Researchers say they’re using attractive or electrostatic force. It’s similar to the Star Trek tractor beam, but not nearly as powerful.

There are tens of thousands of chunks of space debris floating around in low earth orbit right now, all of which are the size of a softball or even larger. Earth’s space junkyard is becoming a problem for the global economy and military forces, which is becoming increasingly dependent on its space stuff. Like so many researchers before them, Earth scientists are looking to science fiction to solve this latest future tech problem, and they think they’ve found it. This comes in the form of the “tractor beam,” a “Star Wars” and “Star Trek” (and probably many others) technology that uses focused energy to move things in space.

Iridium 33 was a satellite launched by the Russian Federation in 1997. It was part of a global communications network with bases in Virginia, Arizona, and Italy, allowing comms using handsets. The Iridium system is still in place, but Iridium 33 is no longer with us. In 2009, a defunct Russian military satellite slammed into Iridium 33 at least 17,000 miles per hour.

The collision sent thousands more pieces of space junk across low earth orbit. No other spacecraft has been damaged (yet) by the debris, but the crash was a wake-up call. As technology develops, more and more military and civilian satellites will be in danger of such collisions.

Aerospace engineers at Colorado University are developing ways to remove space junk so they won't harm other satellites. They have begun looking into the feasibility of Star "Treknology" like tractor beams to do the job. Called “electron beams” (for now), the scientists envision a large dump truck-like craft that would collect space garbage like your weekly garbage pickups.
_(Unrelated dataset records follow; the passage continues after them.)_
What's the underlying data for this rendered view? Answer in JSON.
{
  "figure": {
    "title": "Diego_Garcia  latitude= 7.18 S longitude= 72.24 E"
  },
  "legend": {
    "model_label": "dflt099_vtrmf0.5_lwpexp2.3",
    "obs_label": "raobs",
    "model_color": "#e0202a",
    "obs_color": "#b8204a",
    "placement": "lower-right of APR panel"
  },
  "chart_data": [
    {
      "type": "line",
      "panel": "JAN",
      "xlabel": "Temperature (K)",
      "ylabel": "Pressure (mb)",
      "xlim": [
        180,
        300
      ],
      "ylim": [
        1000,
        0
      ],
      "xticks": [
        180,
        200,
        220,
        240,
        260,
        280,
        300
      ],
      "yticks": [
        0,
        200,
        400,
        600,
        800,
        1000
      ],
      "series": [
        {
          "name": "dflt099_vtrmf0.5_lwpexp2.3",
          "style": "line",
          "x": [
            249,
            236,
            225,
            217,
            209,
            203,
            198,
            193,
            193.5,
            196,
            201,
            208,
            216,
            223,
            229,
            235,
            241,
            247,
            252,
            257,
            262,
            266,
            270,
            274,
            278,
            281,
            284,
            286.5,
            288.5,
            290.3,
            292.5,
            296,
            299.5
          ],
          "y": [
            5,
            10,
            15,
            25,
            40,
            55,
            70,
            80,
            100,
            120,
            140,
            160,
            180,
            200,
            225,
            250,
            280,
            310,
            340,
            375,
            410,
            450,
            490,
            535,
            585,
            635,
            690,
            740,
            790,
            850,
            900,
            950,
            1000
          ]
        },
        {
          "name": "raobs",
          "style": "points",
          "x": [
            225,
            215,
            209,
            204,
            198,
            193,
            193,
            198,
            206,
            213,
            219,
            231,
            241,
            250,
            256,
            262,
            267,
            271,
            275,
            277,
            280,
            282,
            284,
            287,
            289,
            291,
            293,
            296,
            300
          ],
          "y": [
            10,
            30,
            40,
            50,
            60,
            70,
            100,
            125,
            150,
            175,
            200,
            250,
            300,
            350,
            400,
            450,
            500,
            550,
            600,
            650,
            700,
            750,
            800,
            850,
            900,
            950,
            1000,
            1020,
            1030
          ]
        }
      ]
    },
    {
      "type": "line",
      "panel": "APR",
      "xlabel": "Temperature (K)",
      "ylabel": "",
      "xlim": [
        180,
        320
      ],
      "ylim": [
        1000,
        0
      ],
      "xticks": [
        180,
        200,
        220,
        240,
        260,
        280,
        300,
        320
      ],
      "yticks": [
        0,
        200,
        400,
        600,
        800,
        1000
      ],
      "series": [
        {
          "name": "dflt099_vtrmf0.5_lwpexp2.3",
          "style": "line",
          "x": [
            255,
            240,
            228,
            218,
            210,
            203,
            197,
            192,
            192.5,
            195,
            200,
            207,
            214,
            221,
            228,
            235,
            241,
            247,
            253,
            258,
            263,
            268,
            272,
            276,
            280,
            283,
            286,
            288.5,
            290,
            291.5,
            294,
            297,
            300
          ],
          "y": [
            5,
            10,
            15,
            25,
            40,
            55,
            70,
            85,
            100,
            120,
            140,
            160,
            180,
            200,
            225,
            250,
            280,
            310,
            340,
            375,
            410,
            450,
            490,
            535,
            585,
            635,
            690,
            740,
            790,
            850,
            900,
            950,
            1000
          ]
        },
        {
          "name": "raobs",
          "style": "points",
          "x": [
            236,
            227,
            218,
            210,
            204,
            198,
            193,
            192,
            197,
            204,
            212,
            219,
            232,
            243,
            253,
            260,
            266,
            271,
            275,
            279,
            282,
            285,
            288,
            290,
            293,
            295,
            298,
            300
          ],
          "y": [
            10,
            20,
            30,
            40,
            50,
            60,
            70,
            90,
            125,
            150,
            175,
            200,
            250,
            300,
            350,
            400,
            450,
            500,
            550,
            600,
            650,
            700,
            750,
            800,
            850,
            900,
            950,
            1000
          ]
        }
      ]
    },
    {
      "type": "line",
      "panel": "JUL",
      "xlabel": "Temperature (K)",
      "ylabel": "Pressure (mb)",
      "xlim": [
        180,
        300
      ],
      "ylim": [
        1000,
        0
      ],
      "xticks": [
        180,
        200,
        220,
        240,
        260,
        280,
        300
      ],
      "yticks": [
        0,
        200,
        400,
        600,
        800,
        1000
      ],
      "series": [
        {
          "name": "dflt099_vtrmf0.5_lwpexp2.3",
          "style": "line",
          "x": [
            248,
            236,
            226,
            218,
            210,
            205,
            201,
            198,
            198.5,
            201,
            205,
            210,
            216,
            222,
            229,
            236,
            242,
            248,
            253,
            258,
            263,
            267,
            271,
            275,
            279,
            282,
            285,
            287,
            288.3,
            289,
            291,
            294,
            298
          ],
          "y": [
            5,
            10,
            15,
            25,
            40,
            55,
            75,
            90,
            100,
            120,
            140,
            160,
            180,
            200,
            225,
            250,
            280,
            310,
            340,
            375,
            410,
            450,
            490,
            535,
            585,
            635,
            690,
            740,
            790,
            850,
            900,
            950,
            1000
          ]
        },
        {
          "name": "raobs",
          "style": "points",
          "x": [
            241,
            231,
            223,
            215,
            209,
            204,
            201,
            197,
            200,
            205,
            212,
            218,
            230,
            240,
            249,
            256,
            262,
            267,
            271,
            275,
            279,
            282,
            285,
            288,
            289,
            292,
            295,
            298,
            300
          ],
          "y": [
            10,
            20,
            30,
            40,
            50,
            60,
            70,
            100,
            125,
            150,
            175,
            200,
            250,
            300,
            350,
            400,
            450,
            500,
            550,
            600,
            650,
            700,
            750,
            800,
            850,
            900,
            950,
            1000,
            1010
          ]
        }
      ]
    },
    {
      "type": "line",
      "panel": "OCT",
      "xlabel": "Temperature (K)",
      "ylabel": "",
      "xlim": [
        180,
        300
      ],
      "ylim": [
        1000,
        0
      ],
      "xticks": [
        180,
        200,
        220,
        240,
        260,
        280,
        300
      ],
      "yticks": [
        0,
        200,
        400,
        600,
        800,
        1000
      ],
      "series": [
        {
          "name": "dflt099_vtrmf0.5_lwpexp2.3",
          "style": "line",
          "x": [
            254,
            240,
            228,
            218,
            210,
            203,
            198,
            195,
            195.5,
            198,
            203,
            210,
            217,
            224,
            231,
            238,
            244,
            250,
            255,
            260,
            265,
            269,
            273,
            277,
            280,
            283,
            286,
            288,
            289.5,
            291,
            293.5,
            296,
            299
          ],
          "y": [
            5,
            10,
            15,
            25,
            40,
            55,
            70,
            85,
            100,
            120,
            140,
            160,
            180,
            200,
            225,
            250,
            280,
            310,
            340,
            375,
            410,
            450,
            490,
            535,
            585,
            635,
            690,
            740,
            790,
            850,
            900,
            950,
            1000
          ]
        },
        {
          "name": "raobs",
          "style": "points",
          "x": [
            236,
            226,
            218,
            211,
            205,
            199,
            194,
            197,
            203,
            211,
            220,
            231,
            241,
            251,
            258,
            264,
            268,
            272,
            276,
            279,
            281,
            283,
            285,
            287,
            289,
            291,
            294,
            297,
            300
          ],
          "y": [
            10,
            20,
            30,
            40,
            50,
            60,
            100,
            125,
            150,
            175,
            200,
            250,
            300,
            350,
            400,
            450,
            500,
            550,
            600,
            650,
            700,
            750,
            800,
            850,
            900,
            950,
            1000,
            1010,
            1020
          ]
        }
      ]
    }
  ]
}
Goddard technologists are studying different "tractor beam" techniques for corralling particles and transporting them via laser light to instruments on rovers and orbiting spacecraft. Concept image courtesy Dr. Paul Stysley.

The researchers say they’re using attractive or electrostatic force, the same force that makes your clothes stick together in the dryer. It’s similar to Star Trek’s tractor beams, but not nearly as powerful.

From their campus in Colorado, professors and doctoral students have created a stainless steel canister that is actually a vacuum chamber made to replicate the space above the Earth. Called the Electrostatic Charging Laboratory for Interactions between Plasma and Spacecraft (ECLIPS), it reproduces the mix of free electrons, plasma, and thin gas of low earth orbit.

With ECLIPS, they can even recreate the actions of small shards of metal and how they interact in the environment that Earthlings depend on for much of their global communications systems, which is a geosynchronous orbit, considerably higher than low-earth orbit. That’s where much of the Earth’s most important technology hangs out these days.

Room in geosynchronous orbit is running out, like affordable housing in major cities. Scientists believe there are only around 180 safe spaces for companies to park satellites, many of which have already been claimed. But like an elderly person who died in their rent-controlled apartment, defunct satellites are taking up those spaces.

The Colorado scientists plan to use their electrostatic “tractor beam” to safely move them out of the way for new satellites to take up that prime real estate. The science is complex, but the idea is pretty basic. A spacecraft would approach a dead satellite, sap it with the electron beam, giving it a negative charge. The ship would then positively charge, attracting the space junk to itself.

Right now, it would take their “electrostatic tug” a few months to pull a large object 200 miles in space, but that’s better than nothing and far better than trying to move them physically, which could have enormous repercussions, such as creating a cascade of space collisions.